Si la réponse est non aux deux questions et beaucoup plus particulièrement à la seconde, l’enseignant ne devrait pas tenir compte du message. Si la réponse est négative à la première question, l’enseignant a intérêt à bien réfléchir lui-même à la faisabilité dans son contexte et à sa traduction pratique. 

La praticabilité fondée sur des données probantes est essentielle lorsqu’il s’agit d’une méthode d’enseignement. 

Des apports extérieurs à l’enseignement sont utiles, mais ne doivent pas être dominants. Elles doivent venir compléter une base de connaissances dont les enseignants doivent avoir la maitrise et qui doit former le cœur de leur profession. L’enseignement explicite, la science de l’apprentissage, la réponse à l’intervention ou le soutien au comportement positif vont dans ce sens et respectent le cadre de l’enseignement.



Des exemples de pièges courants pour la formation des enseignants


Par exemple, de nombreux enseignants sont incités à pratiquer la différenciation en classe alors qu’ils affrontent des classes de 20 à plus de 30 élèves. Or c’est peu praticable en matière d’organisation et de charge de travail. 

En outre, le concept de différenciation et flou et imprécis. Il peut être représenté par une approche et son contraire.
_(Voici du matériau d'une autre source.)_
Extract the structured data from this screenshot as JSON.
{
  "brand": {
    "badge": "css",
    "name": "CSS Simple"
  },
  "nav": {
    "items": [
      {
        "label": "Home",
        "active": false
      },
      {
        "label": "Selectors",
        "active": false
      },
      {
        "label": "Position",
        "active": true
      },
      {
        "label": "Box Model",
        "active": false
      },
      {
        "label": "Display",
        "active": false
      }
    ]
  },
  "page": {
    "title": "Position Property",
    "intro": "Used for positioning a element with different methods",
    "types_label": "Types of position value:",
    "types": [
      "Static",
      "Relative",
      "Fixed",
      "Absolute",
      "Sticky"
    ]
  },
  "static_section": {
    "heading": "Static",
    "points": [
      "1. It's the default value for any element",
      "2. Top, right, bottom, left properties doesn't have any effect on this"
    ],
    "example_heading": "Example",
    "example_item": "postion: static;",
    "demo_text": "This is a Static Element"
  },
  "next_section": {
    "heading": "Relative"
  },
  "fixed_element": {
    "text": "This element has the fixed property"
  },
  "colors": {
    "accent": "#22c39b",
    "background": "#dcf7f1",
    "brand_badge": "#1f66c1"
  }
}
La différenciation ne bénéficie pas de données probantes qui lui apporteraient une plus-value réelle. La différenciation en tant que macro-stratégie est un exemple de pratique à rejeter au sein de la profession. Par contre, elle peut devenir une forme de microstratégie intéressante en fin de phase d’enseignant lorsqu’elle prend une forme de tutorat lors de la pratique autonome des élèves. La dimension adaptative de l’enseignement explicite offre des pistes bien plus concrètes et efficaces.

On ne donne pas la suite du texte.